One of the prime motivations for this has been to give Canadian athletes — who came away from the previous two Olympics in Canada without a single gold medal — every opportunity to train and compete in or on the facilities prior to 2010, and thus maximize the home-field advantage.

This plan has been backed up, initially by the LegaciesNow program and currently by the Own The Podium plan, which have put new money and resources into finding and training Canadian athletes. Deepening the pool of Canadian athletic talent and ensuring those athletes are given every opportunity to be their best in 2010 has also been part of Olympic organizers’ philosophy from the beginning.

And from the vantage point of May 2007, there is no reason to doubt that the 2010 Olympic competitions themselves will come off marvelously. There will be worries about not enough snow or too much snow, questions about whether the fog will ever rise to allow alpine racers to see the Weasel and Fallaway. But the Winter Games take place over 17 days, which is enough time to wait for the weather to change — which several previous Games organizers have had to do.

So while VANOC still has lots to do in the next 995 days, a lot of careful, long-term planning has gone into making sure the Olympic and Paralympic events of 2010 are a spectacular show and Canadian athletes come away with lots of medals.

And that, really, is where VANOC’s mandate runs out. After the Games are over just about everyone involved in the organization moves on to something else.

That’s not the case with the host communities or the host province. We, too, are madly preparing for 2010, but it’s also up to us to ensure that the Olympics are more than a 17-day party, and that the billions of dollars invested by governments and corporations preparing for and putting on the Olympics continue to earn a return in the years after 2010.

The Italians provided the most recent example of what happens when you don’t do this. Torino Chamber of Commerce people have talked about how uncoordinated efforts, left too late, and petty jealousies among various organizations meant they missed opportunities to leverage the 2006 Games to their advantage. The agency that represents Piedmont wines and specialty food producers, for instance, wasn’t allowed to participate in TOROC open houses held in neighbouring countries to create awareness of the Olympics.

By the summer of 2005, Torino business people were already well aware of the opportunities they had missed. And polls showed awareness of the Games was very low — even within Italy.

But it’s not always easy to leverage the Games within the rules the IOC and organizing committees have put in place. British Columbia’s Acting Auditor General Arn van Iersel underlined this in his report last fall. “The Province is not regarded by VANOC as a domestic sponsor of the Games — even though the Province is the sole underwriter of the Games and is contributing an amount far in excess of VANOC’s Tier 1 sponsors who are able to use the brand in their own advertising,” van Iersel wrote. Indeed, while VANOC’s official government partners — Canada, British Columbia, the City of Vancouver and the Resort Municipality of Whistler — show the 2010 Olympic and Paralympic logos on the homepages of their websites, their affiliated marketing arms — the Canadian Tourism Commission, Tourism B.C., Tourism Vancouver and Tourism Whistler — may not.
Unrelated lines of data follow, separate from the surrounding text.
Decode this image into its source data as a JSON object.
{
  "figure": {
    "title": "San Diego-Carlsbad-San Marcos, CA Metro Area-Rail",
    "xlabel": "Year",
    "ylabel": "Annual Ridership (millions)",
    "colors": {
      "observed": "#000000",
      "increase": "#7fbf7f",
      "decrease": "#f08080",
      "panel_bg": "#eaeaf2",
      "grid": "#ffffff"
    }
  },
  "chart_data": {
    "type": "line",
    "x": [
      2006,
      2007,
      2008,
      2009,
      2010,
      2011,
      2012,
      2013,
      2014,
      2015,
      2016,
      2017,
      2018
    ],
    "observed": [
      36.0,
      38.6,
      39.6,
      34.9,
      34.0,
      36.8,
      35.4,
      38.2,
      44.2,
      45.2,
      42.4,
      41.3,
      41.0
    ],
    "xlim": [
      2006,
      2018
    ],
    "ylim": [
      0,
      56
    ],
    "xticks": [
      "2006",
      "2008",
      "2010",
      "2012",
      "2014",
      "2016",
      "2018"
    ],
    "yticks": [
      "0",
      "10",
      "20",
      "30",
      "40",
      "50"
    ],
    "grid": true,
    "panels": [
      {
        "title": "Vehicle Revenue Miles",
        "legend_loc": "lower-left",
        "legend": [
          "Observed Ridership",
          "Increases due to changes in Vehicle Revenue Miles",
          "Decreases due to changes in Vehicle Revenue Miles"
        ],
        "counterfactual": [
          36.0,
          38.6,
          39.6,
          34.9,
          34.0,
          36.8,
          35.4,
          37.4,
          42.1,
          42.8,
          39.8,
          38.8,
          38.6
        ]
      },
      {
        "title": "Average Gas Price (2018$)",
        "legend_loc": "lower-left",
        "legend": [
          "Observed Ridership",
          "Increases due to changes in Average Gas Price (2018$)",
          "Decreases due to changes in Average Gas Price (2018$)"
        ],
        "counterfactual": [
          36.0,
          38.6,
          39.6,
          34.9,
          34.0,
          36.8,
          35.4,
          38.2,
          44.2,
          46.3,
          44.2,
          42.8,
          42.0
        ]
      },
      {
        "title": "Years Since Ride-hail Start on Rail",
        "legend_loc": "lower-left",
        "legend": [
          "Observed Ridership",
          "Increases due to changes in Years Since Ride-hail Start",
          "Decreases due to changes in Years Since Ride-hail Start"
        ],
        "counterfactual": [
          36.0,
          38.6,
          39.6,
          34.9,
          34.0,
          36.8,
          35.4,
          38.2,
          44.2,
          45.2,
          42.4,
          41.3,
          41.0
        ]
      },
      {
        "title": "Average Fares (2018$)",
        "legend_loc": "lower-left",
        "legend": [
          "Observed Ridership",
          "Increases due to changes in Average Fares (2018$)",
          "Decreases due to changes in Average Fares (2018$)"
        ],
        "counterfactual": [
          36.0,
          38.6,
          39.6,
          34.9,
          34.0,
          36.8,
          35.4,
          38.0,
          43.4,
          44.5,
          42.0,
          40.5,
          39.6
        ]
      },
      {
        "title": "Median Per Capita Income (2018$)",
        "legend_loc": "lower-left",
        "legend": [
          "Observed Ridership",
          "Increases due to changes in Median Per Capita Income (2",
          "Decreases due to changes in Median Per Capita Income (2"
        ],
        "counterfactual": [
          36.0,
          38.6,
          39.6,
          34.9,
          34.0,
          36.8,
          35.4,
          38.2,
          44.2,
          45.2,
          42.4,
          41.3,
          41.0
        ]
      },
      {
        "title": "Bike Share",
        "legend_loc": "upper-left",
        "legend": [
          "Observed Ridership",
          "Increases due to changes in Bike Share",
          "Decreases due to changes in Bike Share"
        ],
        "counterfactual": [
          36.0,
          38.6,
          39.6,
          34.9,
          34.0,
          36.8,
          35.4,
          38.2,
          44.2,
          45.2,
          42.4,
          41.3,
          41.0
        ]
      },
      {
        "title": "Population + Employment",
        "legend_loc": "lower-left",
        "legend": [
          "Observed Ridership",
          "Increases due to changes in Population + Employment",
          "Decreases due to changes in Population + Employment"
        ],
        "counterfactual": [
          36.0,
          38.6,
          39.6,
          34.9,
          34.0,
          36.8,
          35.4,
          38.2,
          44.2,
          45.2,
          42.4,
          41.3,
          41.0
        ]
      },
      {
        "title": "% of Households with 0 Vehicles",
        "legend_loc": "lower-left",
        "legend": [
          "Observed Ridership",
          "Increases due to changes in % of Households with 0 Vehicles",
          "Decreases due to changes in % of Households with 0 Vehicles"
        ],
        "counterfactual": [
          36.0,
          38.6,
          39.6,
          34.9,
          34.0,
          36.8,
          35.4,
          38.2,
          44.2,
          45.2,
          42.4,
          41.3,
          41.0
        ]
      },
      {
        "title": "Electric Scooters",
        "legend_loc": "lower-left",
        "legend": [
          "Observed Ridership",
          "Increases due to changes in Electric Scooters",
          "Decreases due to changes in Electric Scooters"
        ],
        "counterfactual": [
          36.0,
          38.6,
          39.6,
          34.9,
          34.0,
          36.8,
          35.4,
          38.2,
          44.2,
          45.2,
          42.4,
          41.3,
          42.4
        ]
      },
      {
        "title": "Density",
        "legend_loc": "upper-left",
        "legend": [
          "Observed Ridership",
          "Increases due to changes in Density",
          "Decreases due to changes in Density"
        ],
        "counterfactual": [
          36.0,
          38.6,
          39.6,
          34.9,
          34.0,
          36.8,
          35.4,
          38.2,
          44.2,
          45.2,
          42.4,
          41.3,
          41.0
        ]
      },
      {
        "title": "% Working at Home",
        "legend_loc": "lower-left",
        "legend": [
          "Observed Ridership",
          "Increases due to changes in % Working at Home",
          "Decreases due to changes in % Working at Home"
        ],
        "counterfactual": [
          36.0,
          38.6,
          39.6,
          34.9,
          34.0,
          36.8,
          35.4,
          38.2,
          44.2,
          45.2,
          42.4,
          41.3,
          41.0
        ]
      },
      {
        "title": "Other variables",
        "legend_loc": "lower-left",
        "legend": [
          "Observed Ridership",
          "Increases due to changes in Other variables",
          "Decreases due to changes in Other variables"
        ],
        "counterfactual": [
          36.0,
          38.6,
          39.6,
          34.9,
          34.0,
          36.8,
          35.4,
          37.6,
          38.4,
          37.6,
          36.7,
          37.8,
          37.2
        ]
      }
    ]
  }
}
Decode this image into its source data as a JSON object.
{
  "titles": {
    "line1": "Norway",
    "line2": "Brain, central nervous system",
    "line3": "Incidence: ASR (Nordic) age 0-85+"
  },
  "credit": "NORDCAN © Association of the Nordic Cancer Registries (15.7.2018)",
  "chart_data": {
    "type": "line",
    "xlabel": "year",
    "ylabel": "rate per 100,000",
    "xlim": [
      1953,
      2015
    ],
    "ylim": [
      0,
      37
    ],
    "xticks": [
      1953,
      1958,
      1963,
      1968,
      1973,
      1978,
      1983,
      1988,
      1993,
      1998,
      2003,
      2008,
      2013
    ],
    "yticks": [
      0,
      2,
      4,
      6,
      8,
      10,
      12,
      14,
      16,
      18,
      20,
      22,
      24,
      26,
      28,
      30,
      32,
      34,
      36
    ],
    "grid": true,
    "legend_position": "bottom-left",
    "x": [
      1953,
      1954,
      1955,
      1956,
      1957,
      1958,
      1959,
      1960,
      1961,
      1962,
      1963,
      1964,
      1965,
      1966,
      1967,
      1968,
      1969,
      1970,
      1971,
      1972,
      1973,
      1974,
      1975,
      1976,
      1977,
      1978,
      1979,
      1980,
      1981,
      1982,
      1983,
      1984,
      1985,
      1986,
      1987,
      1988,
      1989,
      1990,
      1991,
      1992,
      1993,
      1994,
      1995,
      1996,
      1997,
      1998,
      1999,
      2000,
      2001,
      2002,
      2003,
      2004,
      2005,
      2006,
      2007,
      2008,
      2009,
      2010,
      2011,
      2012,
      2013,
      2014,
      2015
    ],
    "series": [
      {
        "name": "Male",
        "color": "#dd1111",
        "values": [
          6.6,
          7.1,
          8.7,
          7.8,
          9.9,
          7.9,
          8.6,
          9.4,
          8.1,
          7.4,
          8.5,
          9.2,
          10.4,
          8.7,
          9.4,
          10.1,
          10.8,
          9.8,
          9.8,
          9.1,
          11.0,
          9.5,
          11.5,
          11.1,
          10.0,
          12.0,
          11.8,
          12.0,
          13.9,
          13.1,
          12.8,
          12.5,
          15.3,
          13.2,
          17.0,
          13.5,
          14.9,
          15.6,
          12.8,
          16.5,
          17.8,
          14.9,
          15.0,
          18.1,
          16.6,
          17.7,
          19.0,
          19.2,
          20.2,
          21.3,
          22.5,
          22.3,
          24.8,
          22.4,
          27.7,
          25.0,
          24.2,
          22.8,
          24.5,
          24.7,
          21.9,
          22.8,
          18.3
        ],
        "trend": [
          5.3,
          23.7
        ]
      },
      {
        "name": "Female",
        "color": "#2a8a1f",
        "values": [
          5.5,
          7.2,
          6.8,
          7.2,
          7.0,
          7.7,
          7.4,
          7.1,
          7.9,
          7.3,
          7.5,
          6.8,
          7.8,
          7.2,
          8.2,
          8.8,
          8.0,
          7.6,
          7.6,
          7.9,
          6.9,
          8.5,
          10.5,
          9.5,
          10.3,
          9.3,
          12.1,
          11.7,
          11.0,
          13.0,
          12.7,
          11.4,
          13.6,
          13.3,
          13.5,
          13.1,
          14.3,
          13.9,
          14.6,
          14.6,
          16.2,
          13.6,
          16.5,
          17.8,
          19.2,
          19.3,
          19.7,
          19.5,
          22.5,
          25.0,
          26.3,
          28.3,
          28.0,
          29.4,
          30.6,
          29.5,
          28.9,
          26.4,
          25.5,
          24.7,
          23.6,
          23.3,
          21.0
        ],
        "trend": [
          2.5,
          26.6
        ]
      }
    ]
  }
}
A return on investment also includes planning for Olympic venues after 2010. As van Iersel wrote of the Whistler Nordic Centre: “The post-Games business plan… recommended add-on options such as additional trail development, a sizable day lodge, and food and beverage concessions so that post-Games revenues could be maximized.” Those plans have been scaled back, with the total length of trails reduced from 75 km to 26 km. “This will affect the ability of that venue to generate the revenues anticipated in the post-Games business plan,” the acting auditor general wrote last fall.

Now, of course, the 26 km of “legacy trails” are being reviewed in light of grizzly bears in the area.

Grizzlies, and the environment that sustains them, are an important long-term consideration. So, too, is the financial viability of the Nordic centre, which B.C. taxpayers are ultimately responsible for.

Planning for the years beyond 2010, which is our responsibility as hosts, should include both the 26 km of legacy trails and the grizzlies.